OREANDA-NEWS. S&P Global Ratings today said it has affirmed its long - and short-term corporate credit ratings on Dutch multi-utility Eneco Holding N. V. at 'A-/A-2'. We also affirmed our issue ratings on Eneco Holding's unsecured debt at 'A-' and hybrid security at 'BBB'. The outlook remains stable.

At the same time, we placed our 'A-' long-term corporate credit rating on N. V. Eneco Beheer on CreditWatch with negative implications, while affirming our short-term 'A-2' rating.

Finally, we assigned our 'A-' long-term corporate credit rating to Stedin Netbeheer B. V. (Stedin Netbeheer). The outlook is stable.

The affirmation of the ratings on Eneco Holding and the new rating assigned to Stedin Netbeheer follow the company's disclosure of how it plans to unbundle its regulated network from the rest of its activities by Jan. 31, 2017, if it is forced to do so. This plan is based on the separation of the businesses into two entities, with Eneco Holding and Stedin Netbeheer holding the network activities, and Eneco Beheer operating the non-network businesses, including mainly power generation and supply and energy services.

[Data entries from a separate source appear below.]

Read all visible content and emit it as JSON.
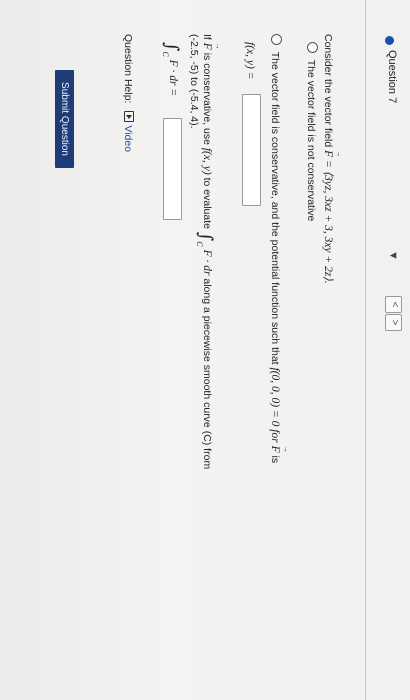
{
  "header": {
    "question_label": "Question 7",
    "dropdown_caret": "▼",
    "prev": "<",
    "next": ">"
  },
  "prompt": {
    "intro": "Consider the vector field",
    "field_lhs": "F",
    "field_eq": " = ⟨3yz, 3xz + 3, 3xy + 2z⟩."
  },
  "options": {
    "not_conservative": "The vector field is not conservative",
    "conservative_prefix": "The vector field is conservative, and the potential function such that",
    "conservative_condition": "f(0, 0, 0) = 0 for",
    "conservative_suffix_field": "F",
    "conservative_suffix": " is"
  },
  "potential": {
    "lhs": "f(x, y) =",
    "answer": ""
  },
  "evaluate": {
    "line1_prefix": "If",
    "field": "F",
    "line1_mid": "is conservative, use",
    "fxy": "f(x, y)",
    "line1_to": "to evaluate",
    "integral_part": "F · dr",
    "line1_suffix": "along a piecewise smooth curve (C) from",
    "line2": "(-2.5, -5) to (-5.4, 4).",
    "integral_lhs": "F · dr =",
    "answer": ""
  },
  "footer": {
    "help_label": "Question Help:",
    "video_label": "Video",
    "submit_label": "Submit Question"
  },
  "colors": {
    "accent": "#1d4fa8",
    "submit_bg": "#1d3c78"
  }
}
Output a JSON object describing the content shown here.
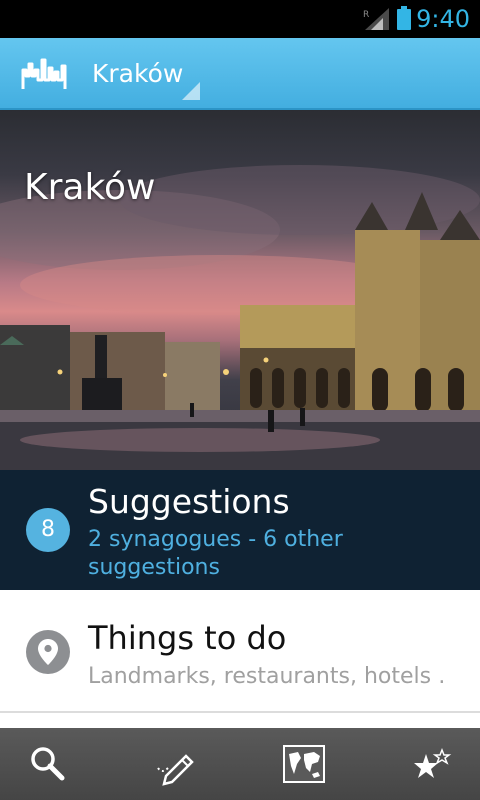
{
  "status_bar": {
    "time": "9:40",
    "icons": [
      "signal-icon",
      "battery-icon"
    ],
    "roaming_indicator": "R",
    "accent_color": "#33b5e5"
  },
  "action_bar": {
    "location": "Kraków",
    "logo_icon": "city-skyline-logo-icon",
    "colors": {
      "bar": "#4fb9e6"
    }
  },
  "hero": {
    "title": "Kraków"
  },
  "sections": {
    "suggestions": {
      "count": "8",
      "title": "Suggestions",
      "subtitle": "2 synagogues - 6 other suggestions",
      "colors": {
        "background": "#0f2233",
        "badge": "#55b3e0",
        "subtitle": "#4fb0e0"
      }
    },
    "things_to_do": {
      "title": "Things to do",
      "subtitle": "Landmarks, restaurants, hotels …",
      "icon": "map-pin-icon"
    }
  },
  "bottom_bar": {
    "buttons": [
      "search-icon",
      "pencil-icon",
      "world-map-icon",
      "favorites-stars-icon"
    ]
  }
}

We estimate that the regulated group--composed of Eneco Holding and Stedin Netbeheer--would have an excellent business risk profile and would maintain a significant financial risk profile with funds from operations (FFO) to debt at 11%-12% on average over the next few years. This is a higher leverage than Eneco Holding is currently operating at, but the regulated entity would benefit from a stronger business risk profile, almost entirely comprising regulated network activities benefiting from a strong regulatory framework. We will benchmark the credit metrics on Eneco Holding and Stedin Netbeheer on the low volatility table post-unbundling. Stedin Netbeheer owns a 45,037 km electricity distribution network in The Netherlands and is an efficient operator. We understand that all existing bonds will remain within the regulated group.

We believe that the unregulated group, which will be owned by Eneco Beheer, will have a satisfactory business risk profile, benefiting from the majority of its EBITDA being generated by a portfolio of renewable energy in supportive jurisdictions, as well as district heating and cooling activities. This compensates, to some extent, for the competitive supply and energy services activities and the group's limited size compared to European peers. We anticipate that Eneco Beheer should be able to maintain a modest financial risk profile based on an FFO-to-debt ratio of above 50%, which would be commensurate with a 'BBB+' rating, as we would benchmark the credit metrics on the standard volatility table.

The Court of Amsterdam still plans to issue its final ruling on Oct. 25, 2016. Although there is little chance that the ruling will be favorable to Eneco Holding, we believe there is still a small degree of uncertainty over whether unbundling will go ahead, given the legal precedents over the past 10 years on the unbundling issue. This is why we still align the ratings on Eneco Beheer with Eneco Holding's group credit profile, but have placed the long-term rating on CreditWatch with negative implications pending the court ruling. The CreditWatch placement reflects the likelihood that we could downgrade Eneco Beheer to 'BBB+' should the transaction go ahead.

Eneco Holding issued a €500 million hybrid in 2014, which included a clause giving the company a call option if unbundling was forced upon the company and Eneco Holding had to dispose of the regulated networks. As the current plan is for Eneco Holding to remain owner of the regulated network, the clause would not operate and therefore there is no impact on our assessment of the equity content of the hybrid.


The stable outlook on Eneco Holding and Stedin Netbeheer reflects the current performance of the group and our view that the proposed transaction will not result in any change to our existing 'A-' long-term ratings. The outlook reflects that Eneco Holding and Stedin Netbeheer will maintain a FFO-to-debt ratio clearly above 11% on a sustainable basis after the unbundling.

Pre-unbundling, we could lower the ratings on Eneco Holding if we expected its credit metrics to deteriorate below the levels we consider commensurate with the ratings for an extended period of time. In particular, this could happen if we expected the adjusted FFO-to-debt ratio to fall consistently below 25%. This could be caused by a substantial debt-financed acquisition or a significant increase in Eneco Holding's capex or shareholder distributions.

Post-unbundling, we see a remote risk of a downgrade of Eneco Holding and Stedin Netbeheer given the group's investment plan and earnings visibility. However, if we expect FFO to debt to fall below 11% on a sustainable basis, on the back of unfavorable regulatory changes or a more-aggressive financial policy, we could take a negative rating action.

We consider an upgrade of Eneco Holding and Stedin Netbeheer unlikely as long as current uncertainties surrounding unbundling remain.


The negative CreditWatch placement on Eneco Beheer reflects our view that the unregulated group is likely to be rated one notch lower if Eneco Holding is forced to unbundle. Based on the management statement, we don't expect a downgrade of more than one notch as we understand the unregulated group will sustain FFO to debt above 50% on a long-term basis. We expect to resolve the CreditWatch placement once the Court of Amsterdam has issued its final hearing at the end of October 2016.